11 Mart 2024 13:18

Özgürlük mü, örgütlülük mü?

Yürüyüş anında sloganlar atarken bir kadın kulağıma eğildi “kadınlar özgür olsa diyoruz ya” dedi “örgütlü olsa dememiz lazım”. Başa dönüp değiştirelim; “Dünya yerinden oynar, kadınlar örgütlü olsa.”

Özgürlük mü, örgütlülük mü?

Fotoğraflar: Eda Aktaş/Evrensel

Günseli UĞUR
SES İzmir 1 No’lu Şube Sekreteri

En coşkulu atılan sloganlardan biridir, 8 Mart ya da 25 Kasım ya da kadın kitlelerinin benzer eylemlerinde; “Dünya yerinden oynar, dünya yerinden oynar, kadınlar özgür olsa, kadınlar özgür olsa.”

Bu 8 Mart’ta da iş yerlerinden, mahallelerden, liselerden, üniversite kampüslerinden pek çok kesimden kadınlar taleplerimizle alanlardaydık.

Hafta boyunca iş yerlerinde ve semtlerde ya basın açıklaması ya kahvaltı buluşması ya da sunum, söyleşi gibi farklı etkinliklerle sorunlar, talepler dillendi, söylemekten dillerde tüy bitmedi, dinleyenler yetti artık diyemedi.
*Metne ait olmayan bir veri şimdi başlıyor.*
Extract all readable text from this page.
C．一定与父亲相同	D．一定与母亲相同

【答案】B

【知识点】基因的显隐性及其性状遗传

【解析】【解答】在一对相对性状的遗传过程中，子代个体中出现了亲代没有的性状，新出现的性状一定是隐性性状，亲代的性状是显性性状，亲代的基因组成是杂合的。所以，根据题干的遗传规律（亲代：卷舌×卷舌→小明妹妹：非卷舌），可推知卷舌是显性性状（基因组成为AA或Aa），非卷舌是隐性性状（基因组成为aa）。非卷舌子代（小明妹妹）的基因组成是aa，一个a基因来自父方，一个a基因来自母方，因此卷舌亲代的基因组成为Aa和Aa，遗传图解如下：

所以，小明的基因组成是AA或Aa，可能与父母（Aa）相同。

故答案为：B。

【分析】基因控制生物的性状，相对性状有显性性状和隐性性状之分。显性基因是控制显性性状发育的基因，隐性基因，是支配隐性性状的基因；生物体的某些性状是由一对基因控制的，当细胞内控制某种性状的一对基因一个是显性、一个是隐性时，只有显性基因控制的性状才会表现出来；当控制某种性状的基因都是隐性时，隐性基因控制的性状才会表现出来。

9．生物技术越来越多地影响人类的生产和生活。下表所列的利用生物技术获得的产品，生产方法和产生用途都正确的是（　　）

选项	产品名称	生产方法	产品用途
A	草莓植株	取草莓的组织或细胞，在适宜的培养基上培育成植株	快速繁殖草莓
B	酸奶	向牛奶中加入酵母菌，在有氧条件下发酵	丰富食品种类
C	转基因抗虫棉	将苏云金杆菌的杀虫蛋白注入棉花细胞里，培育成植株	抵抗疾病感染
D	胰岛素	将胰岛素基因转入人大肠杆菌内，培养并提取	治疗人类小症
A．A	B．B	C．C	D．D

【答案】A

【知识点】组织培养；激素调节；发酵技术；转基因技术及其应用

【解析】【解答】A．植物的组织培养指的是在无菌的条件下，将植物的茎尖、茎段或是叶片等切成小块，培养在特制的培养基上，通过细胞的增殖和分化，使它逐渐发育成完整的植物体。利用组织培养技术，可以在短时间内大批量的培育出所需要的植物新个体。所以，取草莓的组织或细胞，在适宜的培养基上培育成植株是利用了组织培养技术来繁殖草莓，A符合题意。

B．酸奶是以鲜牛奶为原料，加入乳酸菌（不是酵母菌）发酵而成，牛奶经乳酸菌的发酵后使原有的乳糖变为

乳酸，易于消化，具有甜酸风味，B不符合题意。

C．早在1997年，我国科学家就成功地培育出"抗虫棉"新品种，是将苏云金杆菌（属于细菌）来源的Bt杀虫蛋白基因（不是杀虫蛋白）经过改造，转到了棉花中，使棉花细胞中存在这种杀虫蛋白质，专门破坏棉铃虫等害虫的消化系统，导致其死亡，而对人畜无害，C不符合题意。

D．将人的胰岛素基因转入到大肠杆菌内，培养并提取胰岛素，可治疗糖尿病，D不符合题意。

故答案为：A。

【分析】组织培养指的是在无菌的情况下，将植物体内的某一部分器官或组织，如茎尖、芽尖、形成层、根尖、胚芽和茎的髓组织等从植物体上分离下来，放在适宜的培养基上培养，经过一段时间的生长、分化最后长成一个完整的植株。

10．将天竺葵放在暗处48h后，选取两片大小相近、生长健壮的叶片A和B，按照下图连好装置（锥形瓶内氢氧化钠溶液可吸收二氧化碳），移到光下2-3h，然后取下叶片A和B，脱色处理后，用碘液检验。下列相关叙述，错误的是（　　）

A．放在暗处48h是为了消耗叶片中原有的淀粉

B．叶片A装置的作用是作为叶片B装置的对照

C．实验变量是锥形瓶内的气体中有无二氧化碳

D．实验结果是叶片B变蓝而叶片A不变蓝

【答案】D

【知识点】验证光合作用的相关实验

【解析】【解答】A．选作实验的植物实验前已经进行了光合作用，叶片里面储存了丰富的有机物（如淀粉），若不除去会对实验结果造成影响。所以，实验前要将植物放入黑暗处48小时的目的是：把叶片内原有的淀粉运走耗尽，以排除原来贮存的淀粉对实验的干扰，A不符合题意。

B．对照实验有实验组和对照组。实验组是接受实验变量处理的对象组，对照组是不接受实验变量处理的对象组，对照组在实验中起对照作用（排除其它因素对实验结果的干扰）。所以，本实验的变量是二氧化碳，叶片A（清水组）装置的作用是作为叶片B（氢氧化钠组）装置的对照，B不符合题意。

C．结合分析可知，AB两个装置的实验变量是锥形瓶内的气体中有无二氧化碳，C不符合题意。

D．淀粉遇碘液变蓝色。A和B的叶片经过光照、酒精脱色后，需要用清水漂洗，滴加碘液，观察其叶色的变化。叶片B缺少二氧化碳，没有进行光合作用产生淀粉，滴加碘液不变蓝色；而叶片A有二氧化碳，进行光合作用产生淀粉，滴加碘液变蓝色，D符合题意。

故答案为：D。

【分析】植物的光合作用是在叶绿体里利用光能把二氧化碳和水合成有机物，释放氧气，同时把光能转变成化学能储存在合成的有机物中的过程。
Diyemez… Kimse “tamam yeter biliyoruz, demeyin” diyemez. Dese; kadınlar dememin bin türlü yolunu bulur. Hani hep şakaları yapılır, dalgası geçilir kadınların dır dır ettiğine dair ya bu çok öyle dır dır değil. Nasıl mı?

Kadınlar dertlerini isteklerini sloganlarla da akla gelmedik tarzlarda anlatıyor. Örneğin, “Mart 2023’ten Şubat 2024’e kadar 304 kadın öldürüldü” cümlesinin artık işlemediği bir kesim var ki onlara “bir gün kendini balkondan attı derlerse inanma, çünkü ben yaşamayı çok seviyorum” diyen bir döviz göstermek kanıksadıklarının acısını hatırlatabiliyor.

“Çocukların evlilik yoluyla istismarı artıyor, okullaşma oranı düşüyor” haberini görmeyenlere “sıra bendeyse anneme sarıl” derken; “Aynı işi yapan erkeklerden yüzde 12-17 daha düşük ücret alıyor” oranını umursamayanlara “kadınım kimsenin kölesi değilim” diyor kadınlar. “3 milyon 248 bin kadın sosyal güvenceden yoksun”sa bana ne diyenlere “insanca güvenceli çalışmak, insanca yaşamak istiyoruz” diye haykırıyorlar.

“Ekmek istiyoruz gül de” diyen kadınlar “özgürlük için varız” dediklerinde duymazlarsa; duymayanlara “yaratma gücü ben de yasama gücü ben de yaşatma gücü ben de” diyorlar. “12 milyon kadın ev angaryası yükü yüzünden çalışamıyor” verisini bilmeyenlere, “Angarya çalışma yasaklansın” isyanını duymayanlara, “kardeşim ben senin yılgın bir hoşgörüyle kadın haklarımı benimsene mi kaldım” derken; susturmak isteyenlere “kadından al haberi”, hayır’ları belki diye yorumlayanlara “hayır diyorsam hayırdır” diye cevap veriyorlar.

Evet bu 8 Mart’ta da kadınlar farklı cümlelerle farklı seslerle ‘kadın’ın “kutsallık” anlamı yüklenen tanımlarına karşı çıkıp yeniden ve yeniden ürettiği emeği üzerinden savundular. Farklı işkollarından kadınlar çalışma koşullarına özgü talepleriyle düdükleriyle, defleriyle, erbanileriyle ses çıkardılar.

Ve grevlerle, direnişlerle 8 Mart’ı selamlayanlar vardı; Lezita işçileri gibi, Gates işçileri gibi. Alanlardan dayanışma mesajları gönderildi, grevci işçiler kadın yürüyüşlerine güç kattı. 8 Mart’ın kimin günü olduğunun cevabını grevci kadın işçiler verdi. Yürüyüş anında sloganlar atarken bir kadın kulağıma eğildi “kadınlar özgür olsa diyoruz ya” dedi “örgütlü olsa dememiz lazım”. Başa dönüp değiştirelim; “Dünya yerinden oynar, kadınlar örgütlü olsa.”